Trilogie de la cruauté
Il a
publié une « trilogie de la cruauté » (“残酷三部曲”),
cruauté qui apparaît comme emblématique d’un paysage désolé
et morbide sous la surface brillante de la prospérité
matérielle. Les deux premiers volets sont « La ville
masquée » (《蒙面之城》)
publié en 2001, mais sérialisé d’abord sur sina.com en
septembre 2000
,
et « La porte silencieuse » (《沉默之门》)
paru en 2004. « La ville masquée » a été un bestseller en
2001 et lauréat du prix Lao She (“老舍文学奖”).
|
La ville masquée |
|
Le
troisième volet, « La femme en rond » (《环形女人》),
a été publié en 2006. C’est une sorte de Barbe bleue au
féminin : le sous-sol d’un manoir tel celui de Frankenstein
recèle un « hall d’exposition vivant » où la propriétaire
détient ses trois amants passés, comme des curiosités d’un
muséum d’histoire naturelle. Un détective, le narrateur,
accepte d’écrire la biographie de cette femme. Le roman est
un mélange d’absurde kafkaïen, de suspense à la Hitchcock et
de fable gothique, tout en relevant aussi de la tradition du
fantastique chinois, et des
contes de Pu Songling
en particulier. On peut le considérer comme un exercice
d’écriture, l’auteur lui-même se prêtant au jeu de décodage
des différentes strates du récit, en entretenant l’aura de
mystère, à commencer par le titre.
Ning Ken a
vécu plusieurs années au Tibet (de 1984 à 1986) et c’est de
cette expérience qu’est né son roman « Tibet céleste » (Tian.Zang
《天·藏》)
publié en 2009 – dont le titre pourrait aussi se traduire
par « Funérailles célestes ». Mais ce qui l’a rendu célèbre
ces dernières années, c’est le nouveau concept
d’ « ultra-surréel » dont il a forgé le néologisme en 2015.
Ultra-surréel
Il en a
lancé l’idée lors d’une conférence qu’il a donnée aux
États-Unis, au Middlebury College, le 26 octobre 2015 : « Writing
in the Age of the Ultra-Unreal ». Cet
« ultra-surréel » ou “chāohuàn” (超幻)
est ce qui caractérise selon lui aujourd’hui la réalité
chinoise ; il devient banal dans ces conditions de dire que
la réalité dépasse la fiction, mais il s’agit d’y adapter
son écriture. La campagne anti-corruption en donne des
exemples tous les jours, de même que les scandales de
nourritures frelatées. Surtout, la croissance chinoise est
tellement rapide qu’elle en devient elle aussi surréaliste.

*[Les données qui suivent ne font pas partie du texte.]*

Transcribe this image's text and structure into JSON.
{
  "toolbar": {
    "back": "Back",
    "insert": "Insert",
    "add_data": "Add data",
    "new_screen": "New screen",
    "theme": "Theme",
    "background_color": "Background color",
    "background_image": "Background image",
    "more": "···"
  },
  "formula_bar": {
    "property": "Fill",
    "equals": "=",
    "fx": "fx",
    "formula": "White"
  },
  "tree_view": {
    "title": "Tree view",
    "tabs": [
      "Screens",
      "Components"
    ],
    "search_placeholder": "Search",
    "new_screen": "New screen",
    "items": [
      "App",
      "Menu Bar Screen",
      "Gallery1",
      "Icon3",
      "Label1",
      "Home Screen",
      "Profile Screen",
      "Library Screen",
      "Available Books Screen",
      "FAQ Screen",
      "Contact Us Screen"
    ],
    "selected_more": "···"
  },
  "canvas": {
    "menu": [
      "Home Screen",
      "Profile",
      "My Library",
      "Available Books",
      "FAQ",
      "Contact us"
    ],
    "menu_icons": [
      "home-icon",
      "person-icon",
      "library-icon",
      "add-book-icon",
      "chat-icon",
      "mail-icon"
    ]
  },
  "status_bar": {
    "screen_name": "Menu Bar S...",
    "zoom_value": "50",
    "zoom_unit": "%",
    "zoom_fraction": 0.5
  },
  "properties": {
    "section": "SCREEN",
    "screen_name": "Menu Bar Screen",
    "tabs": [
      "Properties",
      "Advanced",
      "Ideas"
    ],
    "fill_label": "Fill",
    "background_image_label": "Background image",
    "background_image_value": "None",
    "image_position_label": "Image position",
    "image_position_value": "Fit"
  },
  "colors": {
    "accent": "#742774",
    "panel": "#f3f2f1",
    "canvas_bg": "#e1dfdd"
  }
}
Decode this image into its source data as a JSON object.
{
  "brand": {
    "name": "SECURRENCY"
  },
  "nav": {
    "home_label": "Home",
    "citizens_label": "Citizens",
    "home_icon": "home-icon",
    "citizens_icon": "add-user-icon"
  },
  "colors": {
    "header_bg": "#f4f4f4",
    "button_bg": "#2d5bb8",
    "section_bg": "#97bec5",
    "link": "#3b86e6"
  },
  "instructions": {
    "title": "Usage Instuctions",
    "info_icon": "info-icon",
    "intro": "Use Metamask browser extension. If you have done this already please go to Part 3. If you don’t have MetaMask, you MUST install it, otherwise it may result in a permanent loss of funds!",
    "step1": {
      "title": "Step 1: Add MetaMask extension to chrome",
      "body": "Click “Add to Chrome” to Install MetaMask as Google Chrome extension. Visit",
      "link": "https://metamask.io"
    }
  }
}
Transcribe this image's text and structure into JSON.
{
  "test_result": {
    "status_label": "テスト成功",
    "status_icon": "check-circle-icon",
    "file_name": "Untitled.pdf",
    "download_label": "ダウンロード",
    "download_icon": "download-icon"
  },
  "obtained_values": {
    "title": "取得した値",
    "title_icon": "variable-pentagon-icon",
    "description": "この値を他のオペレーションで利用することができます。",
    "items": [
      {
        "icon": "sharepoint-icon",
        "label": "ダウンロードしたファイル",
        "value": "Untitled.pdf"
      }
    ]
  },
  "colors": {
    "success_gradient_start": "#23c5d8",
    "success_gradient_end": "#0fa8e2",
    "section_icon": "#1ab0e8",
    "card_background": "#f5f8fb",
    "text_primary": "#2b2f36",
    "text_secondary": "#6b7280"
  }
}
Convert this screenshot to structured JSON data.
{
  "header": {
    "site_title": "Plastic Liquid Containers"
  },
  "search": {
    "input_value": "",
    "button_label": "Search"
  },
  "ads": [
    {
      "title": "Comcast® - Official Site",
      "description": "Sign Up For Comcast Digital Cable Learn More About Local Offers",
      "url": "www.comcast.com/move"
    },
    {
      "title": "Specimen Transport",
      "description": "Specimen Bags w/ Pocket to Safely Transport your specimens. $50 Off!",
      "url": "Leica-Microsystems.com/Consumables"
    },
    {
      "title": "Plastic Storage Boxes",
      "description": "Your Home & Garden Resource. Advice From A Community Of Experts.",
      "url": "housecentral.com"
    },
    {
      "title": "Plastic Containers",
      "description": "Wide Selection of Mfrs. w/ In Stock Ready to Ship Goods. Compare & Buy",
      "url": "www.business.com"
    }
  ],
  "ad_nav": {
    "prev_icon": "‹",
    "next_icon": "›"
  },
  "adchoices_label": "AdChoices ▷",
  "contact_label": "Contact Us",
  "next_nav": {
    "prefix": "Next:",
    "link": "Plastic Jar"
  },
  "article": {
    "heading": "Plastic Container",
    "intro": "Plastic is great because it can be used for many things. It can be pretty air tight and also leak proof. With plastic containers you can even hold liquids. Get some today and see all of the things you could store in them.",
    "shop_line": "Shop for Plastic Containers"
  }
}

On a toujours l’impression d’être au bord du gouffre, ou du
chaos
.
“Chāohuàn”
est proche du réalisme magique (“móhuàn xiànshí zhǔyì”
魔幻现实主义)
que la Chine s’est approprié dans les années 1990 quand elle
l’a découvert. Mais il le dépasse largement, selon Ning
Ken : d’une part, parce que le contexte historique n’est pas
le même, car en Chine on est dans le contexte d’un pouvoir
total de surveillance et de contrôle social ; d’autre part
parce que le rythme du changement n’est pas le même non plus
si bien que la campagne s’est rapidement désertifiée et que
les villages ont l’air de villes fantômes ; et enfin à cause
de l’importance démesurée prise par internet, qui fait que
la réalité s’inscrit immédiatement en texte. C’est le plus
grand défi lancé à l’écrivain qui doit inventer une nouvelle
écriture qui puisse rendre cet « ultra-surréel ».
C’est ce
que Ning Ken a tenté de faire dans son roman de 2015,
justement : « Trois trios » (Sānge sānchóng zòu 《三个三重奏》).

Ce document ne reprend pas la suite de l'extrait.